Student Government: An imperfect solution, but the best one
Thursday, March 5th, 2009by Matt Beato
It has been said that democracy is the worst form of government except all those other forms that have been tried from time to time.
– Winston Churchill
Representative democracies have problems. They frequently suffer from low turnout elections, wasteful pork barrel projects, and a legislature that is out of touch with the people they are supposed to represent. A student government is not at all immune from the problems of real government.
Yet I ask my fellow posters: just as republican democracy is, presumably, preferable to an autocracy, is not a student government, with all its flaws, preferable to the alternatives?

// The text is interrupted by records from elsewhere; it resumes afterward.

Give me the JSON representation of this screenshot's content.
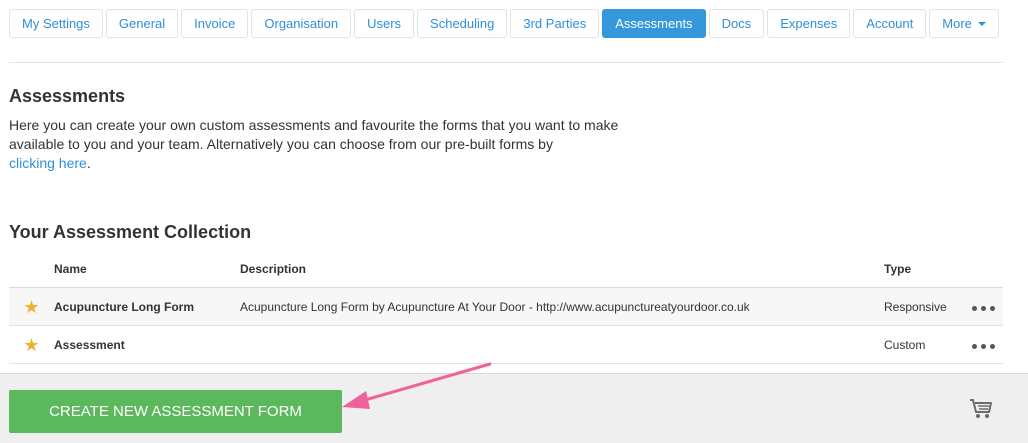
{
  "tabs": [
    {
      "label": "My Settings",
      "active": false
    },
    {
      "label": "General",
      "active": false
    },
    {
      "label": "Invoice",
      "active": false
    },
    {
      "label": "Organisation",
      "active": false
    },
    {
      "label": "Users",
      "active": false
    },
    {
      "label": "Scheduling",
      "active": false
    },
    {
      "label": "3rd Parties",
      "active": false
    },
    {
      "label": "Assessments",
      "active": true
    },
    {
      "label": "Docs",
      "active": false
    },
    {
      "label": "Expenses",
      "active": false
    },
    {
      "label": "Account",
      "active": false
    },
    {
      "label": "More",
      "active": false
    }
  ],
  "assessments": {
    "title": "Assessments",
    "intro_line1": "Here you can create your own custom assessments and favourite the forms that you want to make",
    "intro_line2": "available to you and your team. Alternatively you can choose from our pre-built forms by",
    "intro_link": "clicking here",
    "intro_end": "."
  },
  "collection": {
    "title": "Your Assessment Collection",
    "headers": {
      "name": "Name",
      "description": "Description",
      "type": "Type"
    },
    "rows": [
      {
        "favourite": true,
        "name": "Acupuncture Long Form",
        "description": "Acupuncture Long Form by Acupuncture At Your Door - http://www.acupunctureatyourdoor.co.uk",
        "type": "Responsive"
      },
      {
        "favourite": true,
        "name": "Assessment",
        "description": "",
        "type": "Custom"
      }
    ]
  },
  "footer": {
    "create_button": "CREATE NEW ASSESSMENT FORM",
    "cart_icon": "cart-icon"
  },
  "colors": {
    "accent": "#3498db",
    "link": "#2f8fd8",
    "create": "#5cb85c",
    "arrow": "#f0609a",
    "star": "#f0b22d"
  }
}
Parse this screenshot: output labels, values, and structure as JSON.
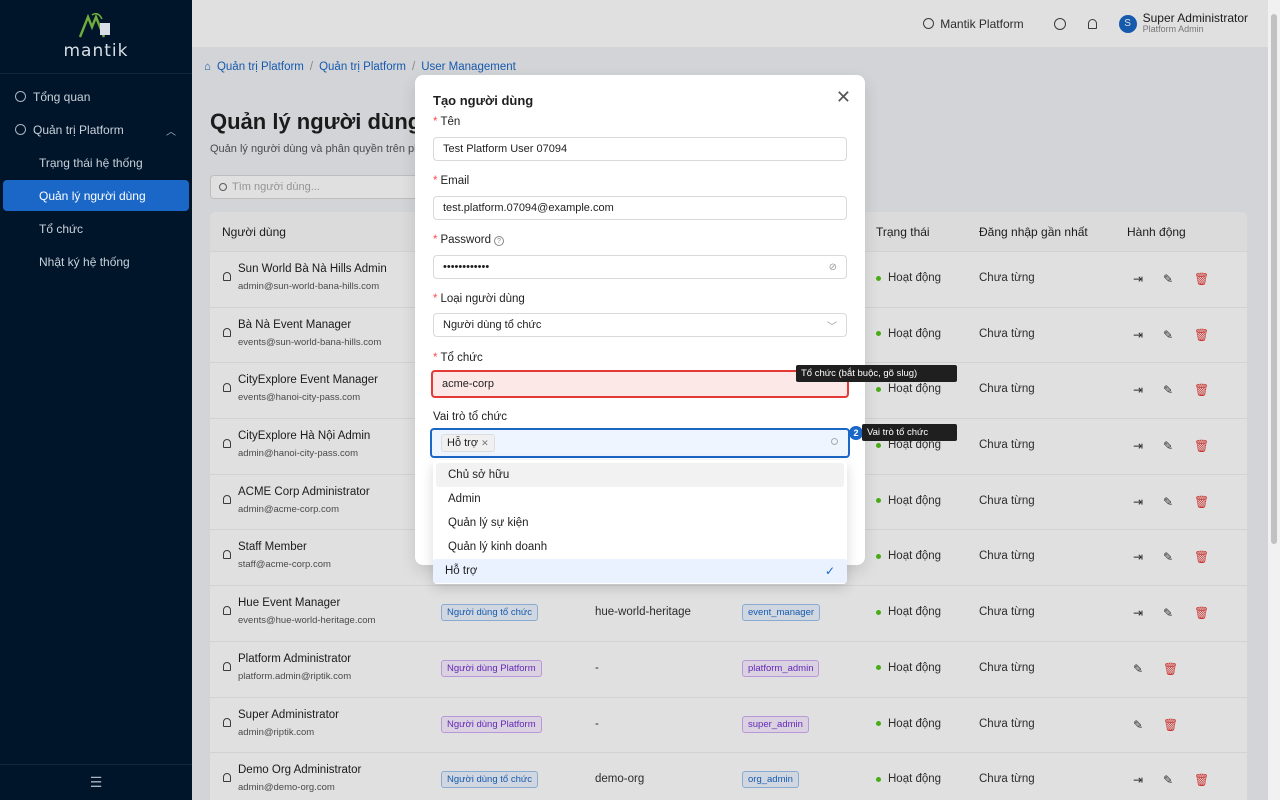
{
  "app": {
    "logo_text": "mantik"
  },
  "sidebar": {
    "items": [
      {
        "label": "Tổng quan"
      },
      {
        "label": "Quản trị Platform"
      }
    ],
    "sub_items": [
      {
        "label": "Trạng thái hệ thống"
      },
      {
        "label": "Quản lý người dùng"
      },
      {
        "label": "Tổ chức"
      },
      {
        "label": "Nhật ký hệ thống"
      }
    ]
  },
  "header": {
    "platform_label": "Mantik Platform",
    "user_name": "Super Administrator",
    "user_role": "Platform Admin",
    "avatar_letter": "S"
  },
  "breadcrumb": [
    "Quản trị Platform",
    "Quản trị Platform",
    "User Management"
  ],
  "page": {
    "title": "Quản lý người dùng",
    "subtitle": "Quản lý người dùng và phân quyền trên plat",
    "search_placeholder": "Tìm người dùng..."
  },
  "table": {
    "headers": [
      "Người dùng",
      "Trạng thái",
      "Đăng nhập gần nhất",
      "Hành động"
    ],
    "rows": [
      {
        "name": "Sun World Bà Nà Hills Admin",
        "email": "admin@sun-world-bana-hills.com",
        "type": "",
        "org": "",
        "role": "",
        "status": "Hoạt động",
        "last": "Chưa từng"
      },
      {
        "name": "Bà Nà Event Manager",
        "email": "events@sun-world-bana-hills.com",
        "type": "",
        "org": "",
        "role": "",
        "status": "Hoạt động",
        "last": "Chưa từng"
      },
      {
        "name": "CityExplore Event Manager",
        "email": "events@hanoi-city-pass.com",
        "type": "",
        "org": "",
        "role": "",
        "status": "Hoạt động",
        "last": "Chưa từng"
      },
      {
        "name": "CityExplore Hà Nội Admin",
        "email": "admin@hanoi-city-pass.com",
        "type": "",
        "org": "",
        "role": "",
        "status": "Hoạt động",
        "last": "Chưa từng"
      },
      {
        "name": "ACME Corp Administrator",
        "email": "admin@acme-corp.com",
        "type": "",
        "org": "",
        "role": "",
        "status": "Hoạt động",
        "last": "Chưa từng"
      },
      {
        "name": "Staff Member",
        "email": "staff@acme-corp.com",
        "type": "",
        "org": "",
        "role": "",
        "status": "Hoạt động",
        "last": "Chưa từng"
      },
      {
        "name": "Hue Event Manager",
        "email": "events@hue-world-heritage.com",
        "type": "Người dùng tổ chức",
        "org": "hue-world-heritage",
        "role": "event_manager",
        "status": "Hoạt động",
        "last": "Chưa từng"
      },
      {
        "name": "Platform Administrator",
        "email": "platform.admin@riptik.com",
        "type": "Người dùng Platform",
        "org": "-",
        "role": "platform_admin",
        "status": "Hoạt động",
        "last": "Chưa từng"
      },
      {
        "name": "Super Administrator",
        "email": "admin@riptik.com",
        "type": "Người dùng Platform",
        "org": "-",
        "role": "super_admin",
        "status": "Hoạt động",
        "last": "Chưa từng"
      },
      {
        "name": "Demo Org Administrator",
        "email": "admin@demo-org.com",
        "type": "Người dùng tổ chức",
        "org": "demo-org",
        "role": "org_admin",
        "status": "Hoạt động",
        "last": "Chưa từng"
      }
    ]
  },
  "modal": {
    "title": "Tạo người dùng",
    "name_label": "Tên",
    "name_value": "Test Platform User 07094",
    "email_label": "Email",
    "email_value": "test.platform.07094@example.com",
    "password_label": "Password",
    "password_value": "••••••••••••",
    "type_label": "Loại người dùng",
    "type_value": "Người dùng tổ chức",
    "org_label": "Tổ chức",
    "org_value": "acme-corp",
    "role_label": "Vai trò tổ chức",
    "role_chip": "Hỗ trợ"
  },
  "dropdown": {
    "options": [
      "Chủ sở hữu",
      "Admin",
      "Quản lý sự kiện",
      "Quản lý kinh doanh",
      "Hỗ trợ"
    ],
    "selected": "Hỗ trợ"
  },
  "tooltips": {
    "org_tip": "Tổ chức (bắt buộc, gõ slug)",
    "role_tip": "Vai trò tổ chức",
    "badge": "2"
  },
  "colors": {
    "sidebar_bg": "#001529",
    "accent": "#1a67c7",
    "danger": "#e53935",
    "success": "#52c41a"
  }
}
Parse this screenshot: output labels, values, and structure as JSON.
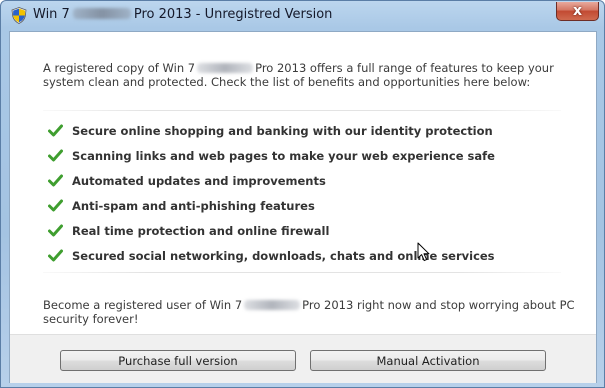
{
  "window": {
    "title_prefix": "Win 7",
    "title_suffix": "Pro 2013 - Unregistred Version",
    "close_label": "x"
  },
  "intro": {
    "part1": "A registered copy of Win 7",
    "part2": "Pro 2013 offers a full range of features to keep your system clean and protected. Check the list of benefits and opportunities here below:"
  },
  "features": [
    "Secure online shopping and banking with our identity protection",
    "Scanning links and web pages to make your web experience safe",
    "Automated updates and improvements",
    "Anti-spam and anti-phishing features",
    "Real time protection and online firewall",
    "Secured social networking, downloads, chats and online services"
  ],
  "outro": {
    "part1": "Become a registered user of Win 7",
    "part2": "Pro 2013 right now and stop worrying about PC security forever!"
  },
  "buttons": {
    "purchase": "Purchase full version",
    "activate": "Manual Activation"
  },
  "icons": {
    "title": "shield-icon",
    "feature_bullet": "checkmark-icon",
    "pointer": "mouse-cursor-icon"
  },
  "colors": {
    "check_green": "#3f9e2f",
    "close_red": "#c24a32",
    "titlebar_blue": "#a4c3e2"
  }
}
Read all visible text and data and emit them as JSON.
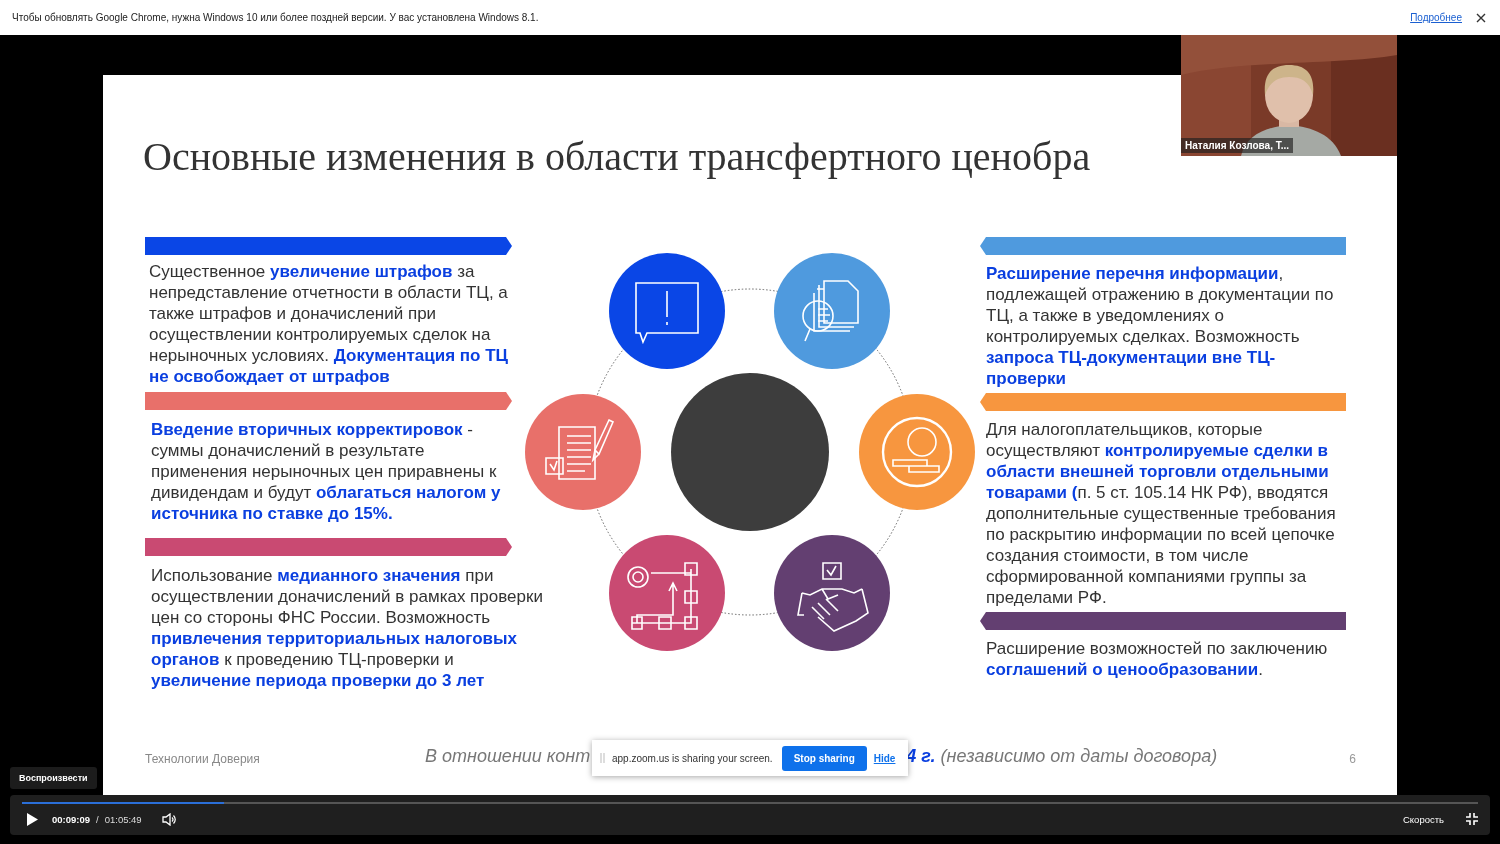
{
  "update_banner": {
    "message": "Чтобы обновлять Google Chrome, нужна Windows 10 или более поздней версии. У вас установлена Windows 8.1.",
    "link": "Подробнее"
  },
  "slide": {
    "title": "Основные изменения в области трансфертного ценобра",
    "left_blocks": [
      {
        "color": "#0a46e6",
        "text": "Существенное **увеличение штрафов** за непредставление отчетности в области ТЦ, а также штрафов и доначислений при осуществлении контролируемых сделок на нерыночных условиях. **Документация по ТЦ не освобождает от штрафов**"
      },
      {
        "color": "#e8706a",
        "text": "**Введение вторичных корректировок** - суммы доначислений в результате применения нерыночных цен приравнены к дивидендам и будут **облагаться налогом у источника по ставке до 15%.**"
      },
      {
        "color": "#c94a72",
        "text": "Использование **медианного значения** при осуществлении доначислений в рамках проверки цен со стороны ФНС России. Возможность **привлечения территориальных налоговых органов** к проведению ТЦ-проверки и **увеличение периода проверки до 3 лет**"
      }
    ],
    "diagram": {
      "nodes": [
        {
          "kind": "alert",
          "color": "#0a46e6"
        },
        {
          "kind": "documents",
          "color": "#4f9ade"
        },
        {
          "kind": "contract",
          "color": "#e8706a"
        },
        {
          "kind": "coins",
          "color": "#f7963f"
        },
        {
          "kind": "process",
          "color": "#c94a72"
        },
        {
          "kind": "handshake",
          "color": "#633f71"
        }
      ]
    },
    "right_blocks": [
      {
        "color": "#4f9ade",
        "text": "**Расширение перечня информации**, подлежащей отражению в документации по ТЦ, а также в уведомлениях о контролируемых сделках. Возможность **запроса ТЦ-документации вне ТЦ-проверки**"
      },
      {
        "color": "#f7963f",
        "text": "Для налогоплательщиков, которые осуществляют **контролируемые сделки в области внешней торговли отдельными товарами (**п. 5 ст. 105.14 НК РФ), вводятся дополнительные существенные требования по раскрытию информации по всей цепочке создания стоимости, в том числе сформированной компаниями группы за пределами РФ."
      },
      {
        "color": "#633f71",
        "text": "Расширение возможностей по заключению **соглашений о ценообразовании**."
      }
    ],
    "footer": {
      "brand": "Технологии Доверия",
      "note_parts": [
        "В отношении конт",
        "**4 г.** (независимо от даты договора)"
      ],
      "page": "6"
    }
  },
  "webcam": {
    "name": "Наталия Козлова, Т..."
  },
  "share_notice": {
    "message": "app.zoom.us is sharing your screen.",
    "stop_button": "Stop sharing",
    "hide_link": "Hide"
  },
  "tooltip": "Воспроизвести",
  "player": {
    "level": 0.139,
    "current_time": "00:09:09",
    "separator": "/",
    "duration": "01:05:49",
    "speed": "Скорость"
  }
}
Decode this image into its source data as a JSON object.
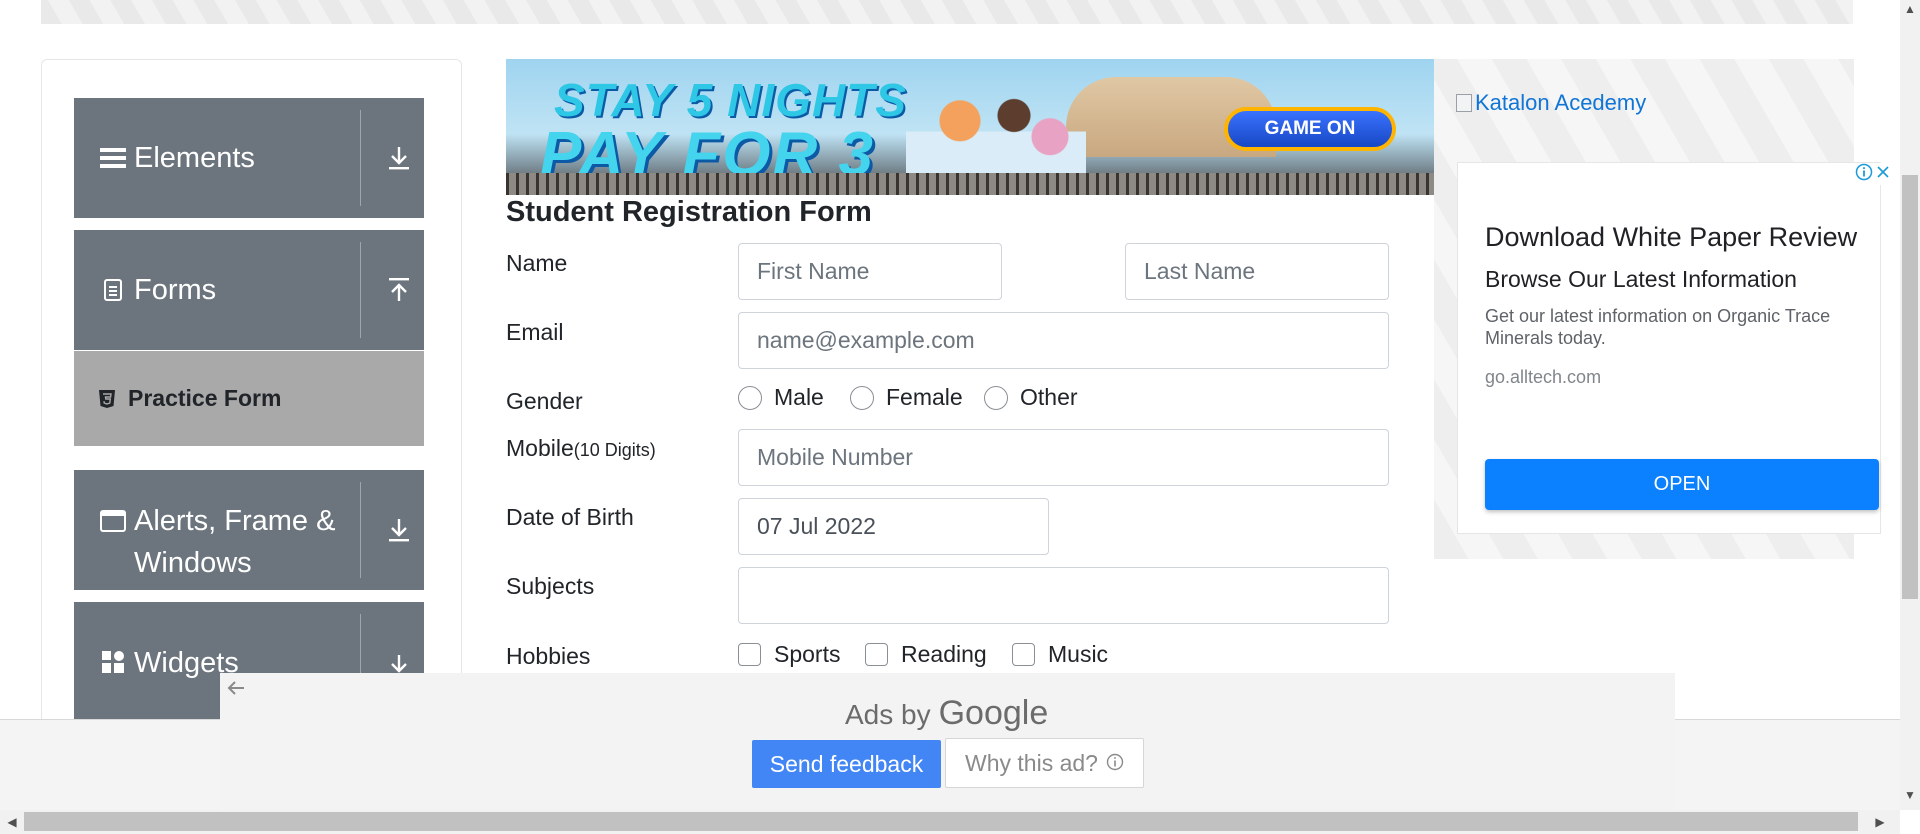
{
  "sidebar": {
    "groups": [
      {
        "title": "Elements",
        "icon": "hamburger-icon",
        "toggle_icon": "download-arrow-icon"
      },
      {
        "title": "Forms",
        "icon": "document-icon",
        "toggle_icon": "upload-arrow-icon"
      },
      {
        "title": "Alerts, Frame &",
        "title_line2": "Windows",
        "icon": "window-icon",
        "toggle_icon": "download-arrow-icon"
      },
      {
        "title": "Widgets",
        "icon": "widgets-icon",
        "toggle_icon": "download-arrow-icon"
      }
    ],
    "active_item": {
      "label": "Practice Form",
      "icon": "html5-icon"
    }
  },
  "banner": {
    "line1": "STAY 5 NIGHTS",
    "line2": "PAY FOR 3",
    "cta": "GAME ON"
  },
  "form": {
    "title": "Student Registration Form",
    "name_label": "Name",
    "first_name_placeholder": "First Name",
    "last_name_placeholder": "Last Name",
    "email_label": "Email",
    "email_placeholder": "name@example.com",
    "gender_label": "Gender",
    "gender_options": [
      "Male",
      "Female",
      "Other"
    ],
    "mobile_label": "Mobile",
    "mobile_hint": "(10 Digits)",
    "mobile_placeholder": "Mobile Number",
    "dob_label": "Date of Birth",
    "dob_value": "07 Jul 2022",
    "subjects_label": "Subjects",
    "subjects_value": "",
    "hobbies_label": "Hobbies",
    "hobbies_options": [
      "Sports",
      "Reading",
      "Music"
    ]
  },
  "right_ad": {
    "image_alt": "Katalon Acedemy",
    "headline": "Download White Paper Review",
    "subheadline": "Browse Our Latest Information",
    "body": "Get our latest information on Organic Trace Minerals today.",
    "url": "go.alltech.com",
    "cta": "OPEN"
  },
  "google_ad": {
    "ads_by": "Ads by",
    "brand": "Google",
    "send_feedback": "Send feedback",
    "why_this_ad": "Why this ad?"
  },
  "colors": {
    "sidebar_header": "#6c757d",
    "active_item": "#a9a9a9",
    "ad_button": "#0b81ff",
    "feedback_button": "#4285f4"
  }
}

A student government, as I see it, primarily exists for two purposes. First, to allocate student fees. On the first point, I would much rather prefer that the students at any given university decide how to allocate fees to students than the college’s administration. In a democratic system, you at least have the ability (even if it is underutilized) to vote out individuals who make bad decisions. In a college administration, you are certainly not facing a democratic process. Odds are, you will be facing a bureaucracy filled with career administrators who have little accountability to the students who pay the fees.
Second, to advocate student concerns to governments and the college’s administration. Most student governments are given an ex officio role in their university’s governing process, sitting on campus decision-making boards. This enables students to select people that they might actually like and agree with to sit on these entities. Again, the alternative is a group of people picked by, you guessed it, career administrators who have no accountability to pick individuals who represent students.
I fully expect my fellow participants in this roundtable to give horror stories about what they’ve seen in their student governments. I assure you I could provide some horror stories of my own. Yet, faced with the alternative of undemocratic student representation or no student representation in decision making, I’ll go with student government — the worst form of government, except for all those other forms that have been invented.